Na cerimónia realizada no palácio apostólico do Vaticano, o Papa Francisco recordou o 70.º aniversário da “Declaração Schuman”, assinalado no sábado (Dia da Europa) e que esteve na origem do bloco comunitário.

“Inspirou o processo de integração, permitindo a reconciliação dos povos do continente após a Segunda Guerra Mundial e um longo período de estabilidade e de paz” do qual os europeus desfrutam na atualidade, realçou o pontífice, numa referência à declaração.

E prosseguiu: “O espírito da ‘Declaração de Schuman’ não deve deixar de inspirar aqueles com responsabilidades na UE, chamados a enfrentar as consequências sociais e económicas da pandemia num espírito de harmonia e de cooperação”.

Jorge Bergoglio também destacou esta mensagem durante a missa de domingo celebrada na capela da sua residência, a Casa Santa Marta, apelando que “a Europa cresça unida, numa unidade de fraternidade que faz crescer todos os povos na unidade e na diversidade”.

No sábado foi assinalado o Dia da Europa e o aniversário da histórica “Declaração Schuman”.

Num discurso proferido em Paris, em 09 de maio de 1950, Robert Schuman, o então ministro dos Negócios Estrangeiros francês, expôs a sua visão de uma nova forma de cooperação política na Europa.

A sua visão passava pela criação de uma instituição europeia encarregada de gerir em comum a produção do carvão e do aço.

Menos de um ano mais tarde, era assinado um tratado que criava uma entidade com essas funções.

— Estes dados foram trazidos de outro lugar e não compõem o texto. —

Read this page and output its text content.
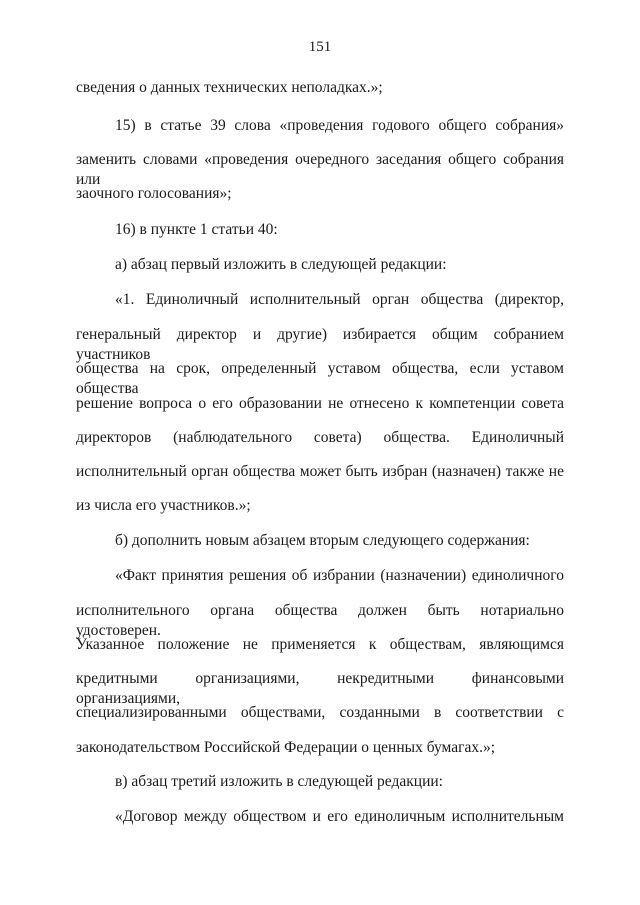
151
сведения о данных технических неполадках.»;
15) в статье 39 слова «проведения годового общего собрания»
заменить словами «проведения очередного заседания общего собрания или
заочного голосования»;
16) в пункте 1 статьи 40:
а) абзац первый изложить в следующей редакции:
«1. Единоличный исполнительный орган общества (директор,
генеральный директор и другие) избирается общим собранием участников
общества на срок, определенный уставом общества, если уставом общества
решение вопроса о его образовании не отнесено к компетенции совета
директоров (наблюдательного совета) общества. Единоличный
исполнительный орган общества может быть избран (назначен) также не
из числа его участников.»;
б) дополнить новым абзацем вторым следующего содержания:
«Факт принятия решения об избрании (назначении) единоличного
исполнительного органа общества должен быть нотариально удостоверен.
Указанное положение не применяется к обществам, являющимся
кредитными организациями, некредитными финансовыми организациями,
специализированными обществами, созданными в соответствии с
законодательством Российской Федерации о ценных бумагах.»;
в) абзац третий изложить в следующей редакции:
«Договор между обществом и его единоличным исполнительным
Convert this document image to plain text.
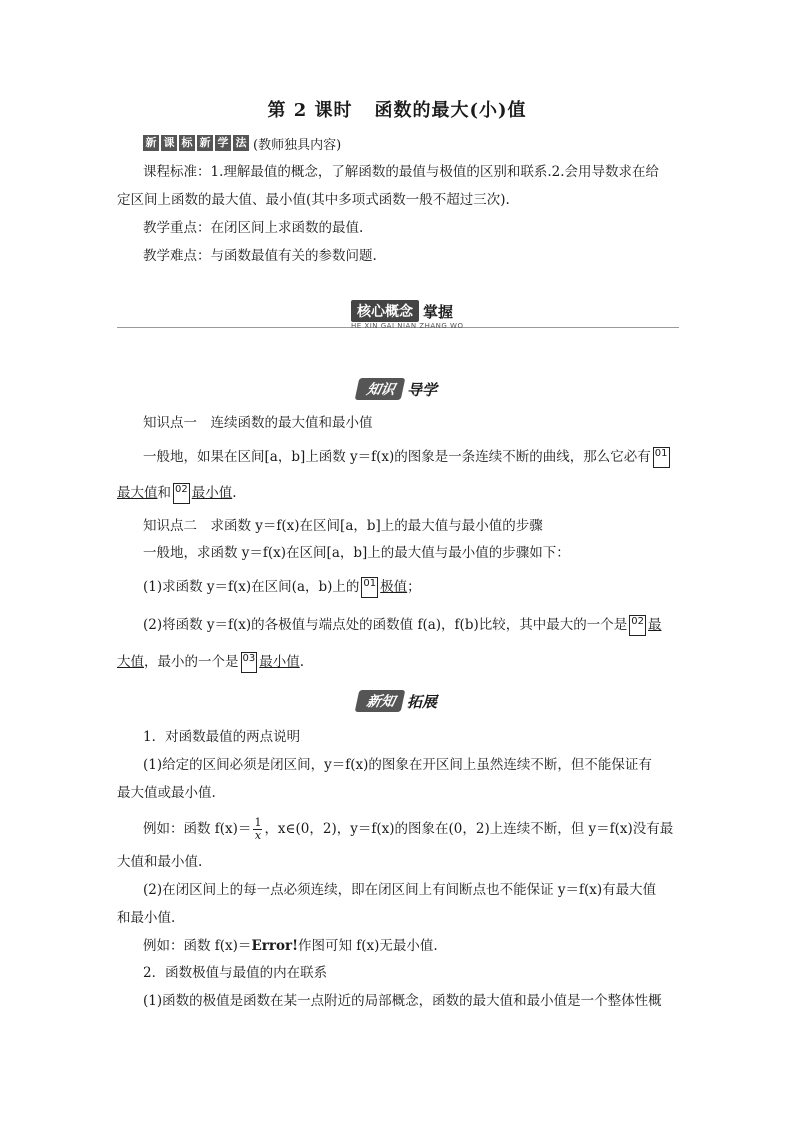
第 2 课时 函数的最大(小)值
新 课 标 新 学 法 (教师独具内容)
课程标准：1.理解最值的概念，了解函数的最值与极值的区别和联系.2.会用导数求在给
定区间上函数的最大值、最小值(其中多项式函数一般不超过三次).
教学重点：在闭区间上求函数的最值.
教学难点：与函数最值有关的参数问题.
核心概念 掌握
HE XIN GAI NIAN ZHANG WO
知识 导学
知识点一　连续函数的最大值和最小值
一般地，如果在区间[a，b]上函数 y＝f(x)的图象是一条连续不断的曲线，那么它必有 01
最大值和 02 最小值.
知识点二　求函数 y＝f(x)在区间[a，b]上的最大值与最小值的步骤
一般地，求函数 y＝f(x)在区间[a，b]上的最大值与最小值的步骤如下：
(1)求函数 y＝f(x)在区间(a，b)上的 01 极值；
(2)将函数 y＝f(x)的各极值与端点处的函数值 f(a)，f(b)比较，其中最大的一个是 02 最
大值，最小的一个是 03 最小值.
新知 拓展
1．对函数最值的两点说明
(1)给定的区间必须是闭区间，y＝f(x)的图象在开区间上虽然连续不断，但不能保证有
最大值或最小值.
例如：函数 $f(x)= \frac{1}{x}$ ，x∈(0，2)，y＝f(x)的图象在(0，2)上连续不断，但 y＝f(x)没有最
大值和最小值.
(2)在闭区间上的每一点必须连续，即在闭区间上有间断点也不能保证 y＝f(x)有最大值
和最小值.
例如：函数 f(x)＝Error!作图可知 f(x)无最小值.
2．函数极值与最值的内在联系
(1)函数的极值是函数在某一点附近的局部概念，函数的最大值和最小值是一个整体性概
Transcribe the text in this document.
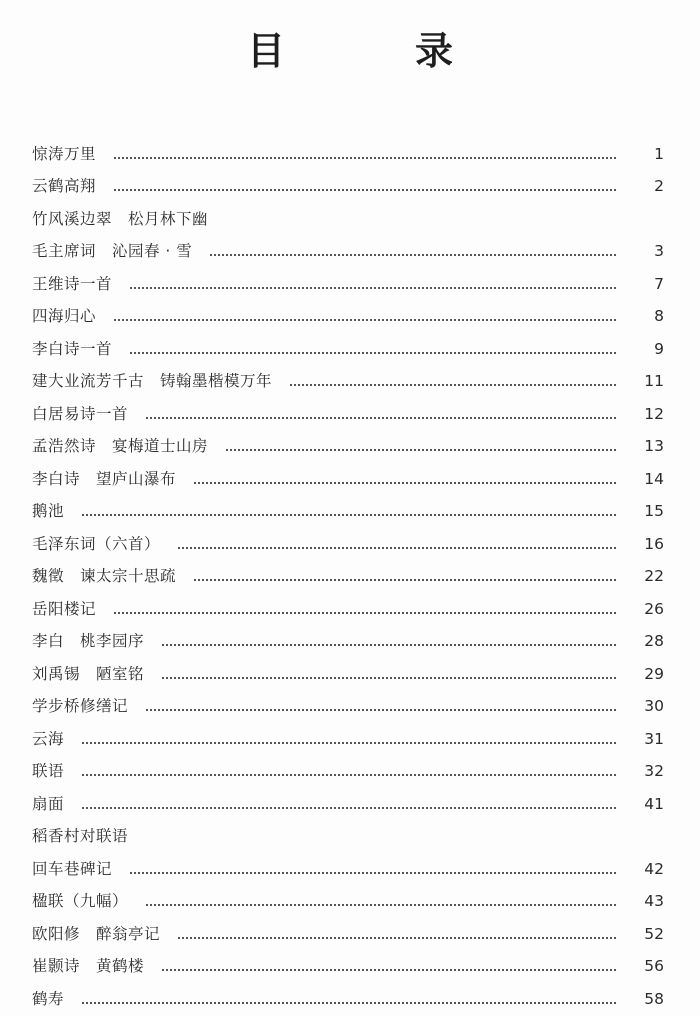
目	录
惊涛万里	1
云鹤高翔	2
竹风溪边翠　松月林下幽
毛主席词　沁园春 · 雪	3
王维诗一首	7
四海归心	8
李白诗一首	9
建大业流芳千古　铸翰墨楷模万年	11
白居易诗一首	12
孟浩然诗　宴梅道士山房	13
李白诗　望庐山瀑布	14
鹅池	15
毛泽东词（六首）	16
魏徵　谏太宗十思疏	22
岳阳楼记	26
李白　桃李园序	28
刘禹锡　陋室铭	29
学步桥修缮记	30
云海	31
联语	32
扇面	41
稻香村对联语
回车巷碑记	42
楹联（九幅）	43
欧阳修　醉翁亭记	52
崔颢诗　黄鹤楼	56
鹤寿	58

Considera-se que a atual UE teve início com a proposta de Schuman.

A nível global, segundo um balanço da agência de notícias France Presse (AFP), a pandemia da doença covid-19 já provocou mais de 276 mil mortos e infetou mais de 3,9 milhões de pessoas em 195 países e territórios.

Mais de 1,3 milhões de doentes foram considerados curados.

A Europa é a região mundial mais afetada pela pandemia da COVID-19, somando, até à data, mais de 155 mil mortos e mais de 1,7 milhões de casos de infeção pelo novo coronavírus.

A doença é transmitida por um novo coronavírus detetado no final de dezembro, em Wuhan, uma cidade do centro da China.